En marge de la conférence de presse de la Hadopi mercredi, Marie-Françoise Marais, présidente du collège, a bien voulu répondre à certaines de nos questions.
Que pensez-vous de la proposition de Xavier Bertrand (notre actualité) qui viserait à transformer Hadopi en une autorité luttant contre le djihadisme…
Si l’État les interpelle, toutes les institutions, quelles qu’elles soient, doivent effectivement répondre qu’elles sont prêtes à l’aider. Maintenant, quand on regarde les moyens d’Hadopi, je ne pense pas qu’ils soient adaptés à la lutte contre le terrorisme. Si on veut nous transformer, pas de problème, mais à droit constant, je pense que la discussion devient presque indécente.
Un autre sujet qui semble indécent, car non évoqué, c’est celui d’Éric Walter…
Pas de commentaire, même en rêve ! Des procédures sont en cours, elles se suivent, je ne me prononcerai pas là-dessus.
Dans un mois, vous allez fermer définitivement la porte de votre bureau. Quelles sont vos plus grandes satisfactions, regrets ou vos plus grandes erreurs... ?
Il y a forcément des erreurs. Vous me donneriez les clefs de Hadopi, sans qu’existe quoi que ce soit, avec l’expérience que j’ai pu acquérir ces 6 années, il est certain que je ne ferais pas du tout la même chose.
Des grands regrets ? Je n’ai pas de regrets. Dans toute ma carrière, mon seul souci a été de mettre ma force au service de ce qu’on me demandait de faire. On me demande une mission, j’essaye de le faire au mieux de mes facultés, qui sont nécessairement limitées. C’est une expérience à vivre, très dure à vivre, car cela n’a pas été un long fleuve tranquille. J’ai rencontré des gens qui ont été motivés, qui voulaient faire des choses, se heurtant à des murs de béton. Le monde n’est pas aussi rose qu’on le pense... mais pas aussi noir qu’on le dit.
Et que ce serait-il passé si on vous avait transmis les clefs législatives d’Hadopi ?
Je crois que je ne les aurais pas prises (éclat de rire).
Je vous les glisse dans la poche…
L’action du législateur est extrêmement difficile. Il n’a pas toutes les données exactes, est sur un terrain mouvant, qui change, qui bouge. Déjà, le progrès a été de concevoir qu’une autorité administrative dite indépendante puisse faire quelque chose de souple.

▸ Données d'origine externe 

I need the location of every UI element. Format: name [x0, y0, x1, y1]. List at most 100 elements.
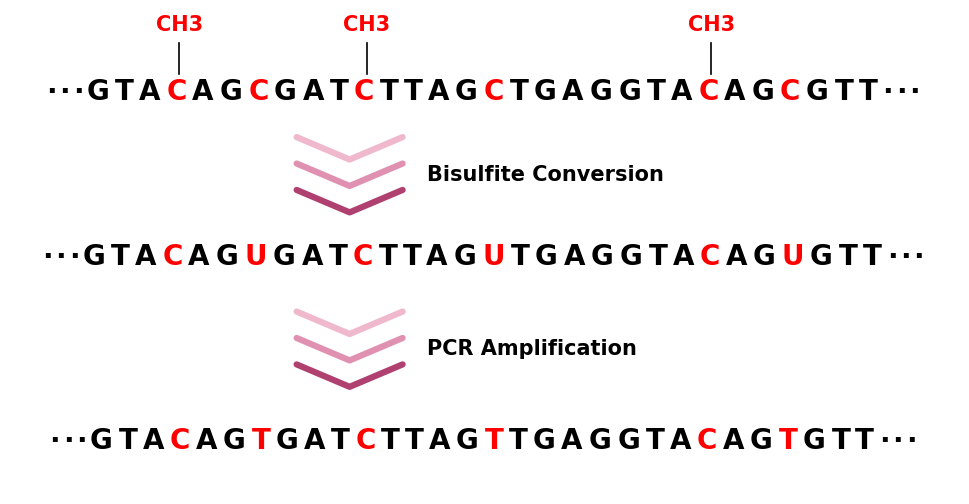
Text: G: G: [535, 243, 557, 271]
Text: PCR Amplification: PCR Amplification: [426, 339, 637, 359]
Text: G: G: [806, 79, 828, 106]
Text: G: G: [455, 427, 479, 456]
Text: G: G: [453, 243, 477, 271]
Text: T: T: [381, 427, 400, 456]
Text: ·: ·: [42, 243, 52, 271]
Text: T: T: [330, 79, 349, 106]
Text: C: C: [248, 79, 268, 106]
Text: ·: ·: [906, 427, 917, 456]
Text: T: T: [111, 243, 130, 271]
Text: CH3: CH3: [688, 15, 735, 35]
Text: ·: ·: [896, 79, 907, 106]
Text: G: G: [619, 243, 642, 271]
Text: ·: ·: [55, 243, 66, 271]
Text: T: T: [779, 427, 797, 456]
Text: ·: ·: [73, 79, 83, 106]
Text: ·: ·: [69, 243, 79, 271]
Text: G: G: [588, 427, 611, 456]
Text: A: A: [301, 243, 323, 271]
Text: ·: ·: [892, 427, 903, 456]
Text: T: T: [831, 427, 850, 456]
Text: ·: ·: [883, 79, 893, 106]
Text: G: G: [90, 427, 112, 456]
Text: G: G: [272, 243, 296, 271]
Text: A: A: [670, 427, 691, 456]
Text: G: G: [215, 243, 238, 271]
Text: T: T: [115, 79, 134, 106]
Text: G: G: [223, 427, 245, 456]
Text: C: C: [353, 243, 373, 271]
Text: T: T: [331, 427, 350, 456]
Text: C: C: [700, 243, 720, 271]
Text: A: A: [196, 427, 217, 456]
Text: G: G: [810, 243, 832, 271]
Text: ·: ·: [900, 243, 911, 271]
Text: C: C: [354, 79, 374, 106]
Text: C: C: [484, 79, 504, 106]
Text: G: G: [82, 243, 105, 271]
Text: G: G: [753, 243, 775, 271]
Text: CH3: CH3: [343, 15, 391, 35]
Text: T: T: [839, 243, 858, 271]
Text: A: A: [427, 79, 450, 106]
Text: G: G: [532, 427, 555, 456]
Text: ·: ·: [77, 427, 87, 456]
Text: G: G: [617, 427, 640, 456]
Text: G: G: [533, 79, 556, 106]
Text: A: A: [188, 243, 209, 271]
Text: A: A: [135, 243, 157, 271]
Text: T: T: [647, 79, 666, 106]
Text: T: T: [646, 427, 665, 456]
Text: Bisulfite Conversion: Bisulfite Conversion: [426, 165, 664, 185]
Text: G: G: [454, 79, 478, 106]
Text: T: T: [405, 427, 423, 456]
Text: U: U: [244, 243, 266, 271]
Text: G: G: [802, 427, 826, 456]
Text: T: T: [859, 79, 878, 106]
Text: A: A: [561, 427, 582, 456]
Text: G: G: [219, 79, 242, 106]
Text: A: A: [724, 79, 745, 106]
Text: T: T: [862, 243, 882, 271]
Text: T: T: [404, 79, 422, 106]
Text: A: A: [672, 243, 694, 271]
Text: CH3: CH3: [156, 15, 203, 35]
Text: ·: ·: [59, 79, 70, 106]
Text: C: C: [697, 427, 717, 456]
Text: A: A: [726, 243, 747, 271]
Text: T: T: [251, 427, 270, 456]
Text: ·: ·: [910, 79, 921, 106]
Text: ·: ·: [63, 427, 74, 456]
Text: G: G: [274, 79, 297, 106]
Text: G: G: [589, 79, 612, 106]
Text: A: A: [426, 243, 448, 271]
Text: C: C: [356, 427, 376, 456]
Text: C: C: [170, 427, 190, 456]
Text: T: T: [380, 79, 398, 106]
Text: G: G: [750, 427, 772, 456]
Text: G: G: [591, 243, 613, 271]
Text: ·: ·: [49, 427, 60, 456]
Text: C: C: [699, 79, 719, 106]
Text: T: T: [648, 243, 668, 271]
Text: A: A: [428, 427, 451, 456]
Text: A: A: [723, 427, 744, 456]
Text: T: T: [379, 243, 397, 271]
Text: ·: ·: [47, 79, 56, 106]
Text: C: C: [167, 79, 187, 106]
Text: A: A: [140, 79, 161, 106]
Text: T: T: [402, 243, 422, 271]
Text: A: A: [304, 427, 326, 456]
Text: A: A: [564, 243, 585, 271]
Text: A: A: [671, 79, 693, 106]
Text: ·: ·: [879, 427, 890, 456]
Text: ·: ·: [914, 243, 924, 271]
Text: A: A: [303, 79, 325, 106]
Text: G: G: [86, 79, 109, 106]
Text: G: G: [618, 79, 641, 106]
Text: U: U: [483, 243, 505, 271]
Text: ·: ·: [887, 243, 897, 271]
Text: T: T: [328, 243, 348, 271]
Text: U: U: [782, 243, 804, 271]
Text: T: T: [834, 79, 854, 106]
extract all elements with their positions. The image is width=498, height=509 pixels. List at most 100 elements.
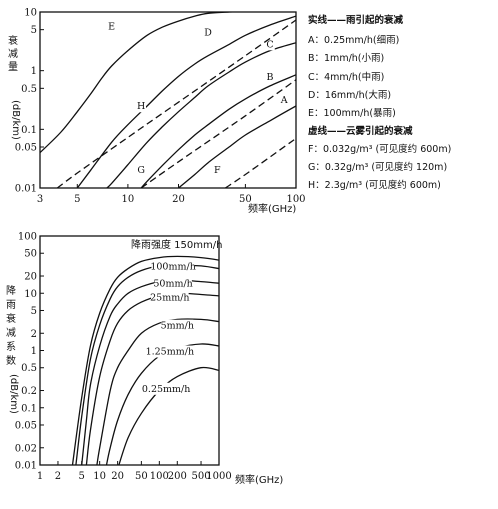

La loi est figée à un moment donné, ce que le législateur pouvait prévoir en toute sincérité, est vite dépassé dans ce monde du numérique, complètement obsolète au bout de plusieurs années.
Donc, un outil souple, qui puisse s’adapter à des situations complexes, les mains dans le terreau, sans avoir trop de contraintes rigides, je trouve que ce n’est pas une mauvaise idée. Le droit souple a aussi ses inconvénients, c’est la sécurité. On a besoin d’une certaine sécurité, voilà pourquoi la loi doit encadrer. Ne me demandez pas d’être législateur, c’est une mission extraordinaire et très difficile.
Lors de la conférence (notre actualité), vous avez montré une certaine prudence sur l’amende administrative...
J’ai besoin d’une expertise très approfondie, d’une réflexion sur l’amende administrative. Je ne dis pas qu’elle ne peut pas avoir lieu, mais si la négligence caractérisée ne reposait que sur un seul fait, simple à établir, cela pourrait être facile. Là c’est quelque chose de complexe qui se développe dans le temps. Je ne la jette pas au panier, je n’ai pas la réaction de Mireille Imbert-Quaretta qui dit que ce n’est pas possible, je dis que c’est très compliqué, mérite réflexion avant de l’instaurer rapidement dans la pratique parce qu’il faut en voir les limites. On ne peut pas faire trop vite n’importe comment.